The exhibition Women War Photographers – From Lee Miller to Anja Niedringhaus
is devoted to photojournalistic coverage of international wars and conflicts. On display are some 140 images shot between 1936 and 2011 by a number of women photojournalists and documentary photographers: Carolyn Cole (*1961), Françoise Demulder (1947–2008), Catherine Leroy (1944–2006), Susan Meiselas (*1948), Lee Miller (1907–1977), Anja Niedringhaus (1965–2014), Christine Spengler (*1945) and Gerda Taro (1910–1937). Their pictures provide a fragmentary insight into the complex reality of war, taking in a range of military theatres from the Spanish Civil War, World War II and the Vietnam War to more recent international conflicts in the Balkans, Afghanistan, Iraq and Libya.
The positions of the eight photographers present different ways of engaging with war and its effects – from traditional war reporting and embedded photojournalism to innovative approaches to social documentary photography. The particular perspectives chosen for the exhibition shift between objective distance and personal emotional involvement.
Curated by Anne-Marie Beckmann and Felicity Korn and adapted by Nadine Wietlisbach for Fotomuseum Winterthur, the exhibition focuses on women’s positions, making clear the long tradition of female photographers working in crisis zones. In the process, it explodes the commonly held notion that war photography is a professional world entirely populated by men. Even though the staging and narrative strategies of female photographers do not differ in any fundamental way from those of their male colleagues, women have had to repeatedly carve out their position on the front line and operate outside the structures envisaged for them. On the other hand, in some regions and cultural milieus, their gender has also given them privileges denied to their male colleagues granting them access to families and to people affected by the conflict. This has enabled them to paint a nuanced picture of the effects of war on the civilian population.

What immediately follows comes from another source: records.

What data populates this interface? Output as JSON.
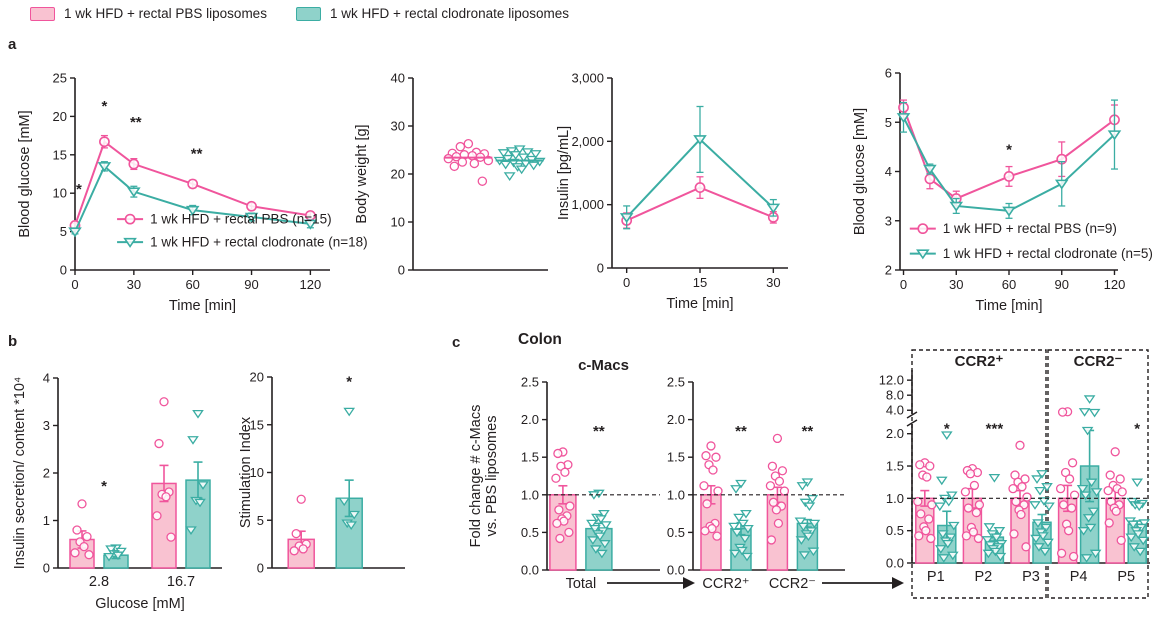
{
  "colors": {
    "pbs": {
      "stroke": "#F0559C",
      "fill": "#F9C2D1"
    },
    "clod": {
      "stroke": "#3BADA3",
      "fill": "#8FD2CA"
    },
    "axis": "#231F20"
  },
  "legend": {
    "items": [
      {
        "key": "pbs",
        "label": "1 wk HFD + rectal PBS liposomes"
      },
      {
        "key": "clod",
        "label": "1 wk HFD + rectal clodronate liposomes"
      }
    ]
  },
  "panels": {
    "a": "a",
    "b": "b",
    "c": "c",
    "colon_title": "Colon"
  },
  "chart_data": [
    {
      "id": "ogtt",
      "type": "line",
      "ylabel": "Blood glucose [mM]",
      "xlabel": "Time [min]",
      "ylim": [
        0,
        25
      ],
      "yticks": [
        0,
        5,
        10,
        15,
        20,
        25
      ],
      "ytick_labels": [
        "0",
        "5",
        "10",
        "15",
        "20",
        "25"
      ],
      "xlim": [
        0,
        130
      ],
      "xticks": [
        0,
        30,
        60,
        90,
        120
      ],
      "x": [
        0,
        15,
        30,
        60,
        90,
        120
      ],
      "series": [
        {
          "name": "1 wk HFD + rectal PBS (n=15)",
          "color_key": "pbs",
          "marker": "circle",
          "values": [
            5.8,
            16.7,
            13.8,
            11.2,
            8.3,
            7.1
          ],
          "errors": [
            0.3,
            0.8,
            0.7,
            0.5,
            0.4,
            0.4
          ]
        },
        {
          "name": "1 wk HFD + rectal clodronate (n=18)",
          "color_key": "clod",
          "marker": "triangle",
          "values": [
            5.0,
            13.5,
            10.2,
            7.8,
            6.9,
            6.0
          ],
          "errors": [
            0.3,
            0.6,
            0.7,
            0.6,
            0.5,
            0.5
          ]
        }
      ],
      "annotations": [
        {
          "x": 2,
          "y": 9.9,
          "label": "*"
        },
        {
          "x": 15,
          "y": 20.7,
          "label": "*"
        },
        {
          "x": 31,
          "y": 18.6,
          "label": "**"
        },
        {
          "x": 62,
          "y": 14.5,
          "label": "**"
        }
      ],
      "legend_inside": true
    },
    {
      "id": "body_weight",
      "type": "beeswarm",
      "ylabel": "Body weight [g]",
      "ylim": [
        0,
        40
      ],
      "yticks": [
        0,
        10,
        20,
        30,
        40
      ],
      "ytick_labels": [
        "0",
        "10",
        "20",
        "30",
        "40"
      ],
      "groups": [
        {
          "color_key": "pbs",
          "marker": "circle",
          "mean": 23.4,
          "values": [
            26.3,
            25.7,
            24.5,
            24.3,
            24.2,
            24.0,
            23.8,
            23.6,
            23.5,
            23.2,
            22.8,
            22.5,
            22.2,
            21.6,
            18.5
          ]
        },
        {
          "color_key": "clod",
          "marker": "triangle",
          "mean": 22.8,
          "values": [
            25.2,
            24.8,
            24.6,
            24.4,
            24.2,
            24.0,
            23.5,
            23.2,
            23.0,
            22.8,
            22.6,
            22.4,
            22.2,
            22.0,
            21.8,
            21.5,
            21.0,
            19.6
          ]
        }
      ]
    },
    {
      "id": "insulin",
      "type": "line",
      "ylabel": "Insulin [pg/mL]",
      "xlabel": "Time [min]",
      "ylim": [
        0,
        3000
      ],
      "yticks": [
        0,
        1000,
        2000,
        3000
      ],
      "ytick_labels": [
        "0",
        "1,000",
        "2,000",
        "3,000"
      ],
      "xlim": [
        -3,
        33
      ],
      "xticks": [
        0,
        15,
        30
      ],
      "x": [
        0,
        15,
        30
      ],
      "series": [
        {
          "name": "PBS",
          "color_key": "pbs",
          "marker": "circle",
          "values": [
            750,
            1270,
            800
          ],
          "errors": [
            120,
            170,
            90
          ]
        },
        {
          "name": "clodronate",
          "color_key": "clod",
          "marker": "triangle",
          "values": [
            800,
            2030,
            950
          ],
          "errors": [
            180,
            520,
            130
          ]
        }
      ],
      "annotations": []
    },
    {
      "id": "itt",
      "type": "line",
      "ylabel": "Blood glucose [mM]",
      "xlabel": "Time [min]",
      "ylim": [
        2,
        6
      ],
      "yticks": [
        2,
        3,
        4,
        5,
        6
      ],
      "ytick_labels": [
        "2",
        "3",
        "4",
        "5",
        "6"
      ],
      "xlim": [
        -2,
        122
      ],
      "xticks": [
        0,
        30,
        60,
        90,
        120
      ],
      "x": [
        0,
        15,
        30,
        60,
        90,
        120
      ],
      "series": [
        {
          "name": "1 wk HFD + rectal PBS (n=9)",
          "color_key": "pbs",
          "marker": "circle",
          "values": [
            5.3,
            3.85,
            3.45,
            3.9,
            4.25,
            5.05
          ],
          "errors": [
            0.15,
            0.2,
            0.15,
            0.2,
            0.35,
            0.3
          ]
        },
        {
          "name": "1 wk HFD + rectal clodronate (n=5)",
          "color_key": "clod",
          "marker": "triangle",
          "values": [
            5.1,
            4.05,
            3.3,
            3.2,
            3.75,
            4.75
          ],
          "errors": [
            0.3,
            0.1,
            0.15,
            0.15,
            0.45,
            0.7
          ]
        }
      ],
      "annotations": [
        {
          "x": 60,
          "y": 4.35,
          "label": "*"
        }
      ],
      "legend_inside": true
    },
    {
      "id": "insulin_secretion",
      "type": "bar",
      "ylabel": "Insulin secretion/ content *10⁴",
      "xlabel": "Glucose [mM]",
      "ylim": [
        0,
        4
      ],
      "yticks": [
        0,
        1,
        2,
        3,
        4
      ],
      "ytick_labels": [
        "0",
        "1",
        "2",
        "3",
        "4"
      ],
      "groups": [
        {
          "label": "2.8",
          "pbs": {
            "value": 0.6,
            "err": 0.18,
            "dots": [
              1.35,
              0.8,
              0.66,
              0.55,
              0.45,
              0.32,
              0.28
            ]
          },
          "clod": {
            "value": 0.27,
            "err": 0.07,
            "dots": [
              0.42,
              0.4,
              0.35,
              0.3,
              0.27,
              0.24
            ]
          },
          "sig": "*",
          "sig_y": 1.62
        },
        {
          "label": "16.7",
          "pbs": {
            "value": 1.78,
            "err": 0.38,
            "dots": [
              3.5,
              2.62,
              1.6,
              1.55,
              1.5,
              1.1,
              0.65
            ]
          },
          "clod": {
            "value": 1.85,
            "err": 0.38,
            "dots": [
              3.25,
              2.7,
              1.75,
              1.42,
              1.38,
              0.8
            ]
          }
        }
      ]
    },
    {
      "id": "stimulation_index",
      "type": "bar",
      "ylabel": "Stimulation Index",
      "ylim": [
        0,
        20
      ],
      "yticks": [
        0,
        5,
        10,
        15,
        20
      ],
      "ytick_labels": [
        "0",
        "5",
        "10",
        "15",
        "20"
      ],
      "groups": [
        {
          "label": "",
          "pbs": {
            "value": 3.0,
            "err": 0.85,
            "dots": [
              7.2,
              3.6,
              2.5,
              2.3,
              2.0,
              1.8
            ]
          },
          "clod": {
            "value": 7.3,
            "err": 1.9,
            "dots": [
              16.4,
              7.0,
              5.6,
              4.7,
              4.5
            ]
          },
          "sig": "*",
          "sig_y": 19.0
        }
      ]
    },
    {
      "id": "cmacs_total",
      "type": "bar",
      "title": "c-Macs",
      "ylabel": [
        "Fold change # c-Macs",
        "vs. PBS liposomes"
      ],
      "ylim": [
        0,
        2.5
      ],
      "yticks": [
        0,
        0.5,
        1.0,
        1.5,
        2.0,
        2.5
      ],
      "ytick_labels": [
        "0.0",
        "0.5",
        "1.0",
        "1.5",
        "2.0",
        "2.5"
      ],
      "ref_line": 1.0,
      "groups": [
        {
          "label": "Total",
          "pbs": {
            "value": 1.0,
            "err": 0.12,
            "dots": [
              1.57,
              1.55,
              1.4,
              1.38,
              1.3,
              1.22,
              0.85,
              0.8,
              0.72,
              0.68,
              0.65,
              0.62,
              0.5,
              0.42
            ]
          },
          "clod": {
            "value": 0.55,
            "err": 0.07,
            "dots": [
              1.02,
              1.0,
              0.75,
              0.7,
              0.68,
              0.62,
              0.6,
              0.55,
              0.52,
              0.48,
              0.45,
              0.4,
              0.35,
              0.28,
              0.22
            ]
          },
          "sig": "**",
          "sig_y": 1.78
        }
      ]
    },
    {
      "id": "cmacs_ccr2",
      "type": "bar",
      "ylim": [
        0,
        2.5
      ],
      "yticks": [
        0,
        0.5,
        1.0,
        1.5,
        2.0,
        2.5
      ],
      "ytick_labels": [
        "0.0",
        "0.5",
        "1.0",
        "1.5",
        "2.0",
        "2.5"
      ],
      "ref_line": 1.0,
      "groups": [
        {
          "label": "CCR2⁺",
          "pbs": {
            "value": 1.0,
            "err": 0.12,
            "dots": [
              1.65,
              1.52,
              1.5,
              1.4,
              1.33,
              1.12,
              1.05,
              0.88,
              0.62,
              0.58,
              0.55,
              0.52,
              0.45
            ]
          },
          "clod": {
            "value": 0.55,
            "err": 0.08,
            "dots": [
              1.15,
              1.08,
              0.75,
              0.7,
              0.62,
              0.58,
              0.55,
              0.5,
              0.42,
              0.3,
              0.26,
              0.22,
              0.18
            ]
          },
          "sig": "**",
          "sig_y": 1.78
        },
        {
          "label": "CCR2⁻",
          "pbs": {
            "value": 1.0,
            "err": 0.1,
            "dots": [
              1.75,
              1.38,
              1.32,
              1.25,
              1.18,
              1.12,
              1.05,
              0.9,
              0.85,
              0.8,
              0.62,
              0.4
            ]
          },
          "clod": {
            "value": 0.62,
            "err": 0.05,
            "dots": [
              1.17,
              1.12,
              0.95,
              0.9,
              0.85,
              0.65,
              0.62,
              0.58,
              0.52,
              0.48,
              0.45,
              0.4,
              0.25,
              0.2
            ]
          },
          "sig": "**",
          "sig_y": 1.78
        }
      ]
    },
    {
      "id": "cmacs_subsets",
      "type": "bar",
      "ylim": [
        0,
        2.15
      ],
      "yticks": [
        0,
        0.5,
        1.0,
        1.5,
        2.0
      ],
      "ytick_labels": [
        "0.0",
        "0.5",
        "1.0",
        "1.5",
        "2.0"
      ],
      "yticks_upper": [
        4.0,
        8.0,
        12.0
      ],
      "ytick_labels_upper": [
        "4.0",
        "8.0",
        "12.0"
      ],
      "ref_line": 1.0,
      "boxes": [
        {
          "label": "CCR2⁺",
          "groups": [
            0,
            2
          ]
        },
        {
          "label": "CCR2⁻",
          "groups": [
            3,
            4
          ]
        }
      ],
      "groups": [
        {
          "label": "P1",
          "pbs": {
            "value": 1.0,
            "err": 0.12,
            "dots": [
              1.55,
              1.52,
              1.5,
              1.36,
              1.33,
              0.95,
              0.9,
              0.76,
              0.68,
              0.56,
              0.5,
              0.42,
              0.38
            ]
          },
          "clod": {
            "value": 0.58,
            "err": 0.22,
            "dots": [
              1.98,
              1.28,
              1.05,
              1.0,
              0.95,
              0.88,
              0.58,
              0.45,
              0.4,
              0.34,
              0.3,
              0.22,
              0.12,
              0.08
            ]
          },
          "sig": "*",
          "sig_y": 2.0
        },
        {
          "label": "P2",
          "pbs": {
            "value": 1.0,
            "err": 0.15,
            "dots": [
              1.46,
              1.43,
              1.4,
              1.38,
              1.2,
              1.1,
              0.9,
              0.85,
              0.78,
              0.55,
              0.48,
              0.42,
              0.38
            ]
          },
          "clod": {
            "value": 0.4,
            "err": 0.06,
            "dots": [
              1.32,
              0.56,
              0.5,
              0.45,
              0.4,
              0.36,
              0.3,
              0.28,
              0.25,
              0.22,
              0.18,
              0.15,
              0.1
            ]
          },
          "sig": "***",
          "sig_y": 2.0
        },
        {
          "label": "P3",
          "pbs": {
            "value": 1.0,
            "err": 0.12,
            "dots": [
              1.82,
              1.36,
              1.3,
              1.25,
              1.18,
              1.15,
              1.02,
              0.95,
              0.9,
              0.82,
              0.75,
              0.45,
              0.25
            ]
          },
          "clod": {
            "value": 0.63,
            "err": 0.12,
            "dots": [
              1.38,
              1.3,
              1.18,
              1.12,
              0.96,
              0.9,
              0.88,
              0.62,
              0.55,
              0.48,
              0.42,
              0.38,
              0.32,
              0.25,
              0.18
            ]
          }
        },
        {
          "label": "P4",
          "pbs": {
            "value": 1.0,
            "err": 0.2,
            "dots": [
              3.6,
              3.5,
              1.55,
              1.4,
              1.3,
              1.15,
              1.05,
              0.9,
              0.85,
              0.6,
              0.5,
              0.15,
              0.1
            ]
          },
          "clod": {
            "value": 1.5,
            "err": 0.55,
            "dots": [
              7.0,
              3.6,
              3.4,
              2.05,
              1.25,
              1.15,
              1.1,
              1.05,
              0.8,
              0.7,
              0.55,
              0.5,
              0.15,
              0.08
            ]
          }
        },
        {
          "label": "P5",
          "pbs": {
            "value": 1.0,
            "err": 0.12,
            "dots": [
              1.72,
              1.36,
              1.3,
              1.2,
              1.15,
              1.12,
              1.1,
              0.95,
              0.9,
              0.85,
              0.8,
              0.62,
              0.35
            ]
          },
          "clod": {
            "value": 0.6,
            "err": 0.05,
            "dots": [
              1.25,
              0.95,
              0.92,
              0.9,
              0.88,
              0.65,
              0.62,
              0.6,
              0.55,
              0.5,
              0.45,
              0.4,
              0.35,
              0.25,
              0.18
            ]
          },
          "sig": "*",
          "sig_y": 2.0
        }
      ]
    }
  ]
}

Current Developments in Photojournalism
With more and more photographs being disseminated in digital form, the 2000s witnessed radical changes in the media coverage coming out of crisis areas. Mobile phones and digital cameras have enabled soldiers and civilians alike to put their own pictures into circulation, while established media outlets are now turning with increasing regularity to amateur photography. Where foreign reporters pulled out because of the high levels of risk involved, citizen journalists have used the reach of social media to inform people about the situation on the ground. As they are directly caught up in events, these reporters stand for the importance of a free press that is not subject to suppression, independent of established networks of professional journalists. Nevertheless, the material coming out of the crisis areas is often sensitive – the conditions surrounding its production, its credibility and the (political) motivations behind it are the subject of constant scrutiny. These developments are explored and discussed in a video essay as part of the exhibition.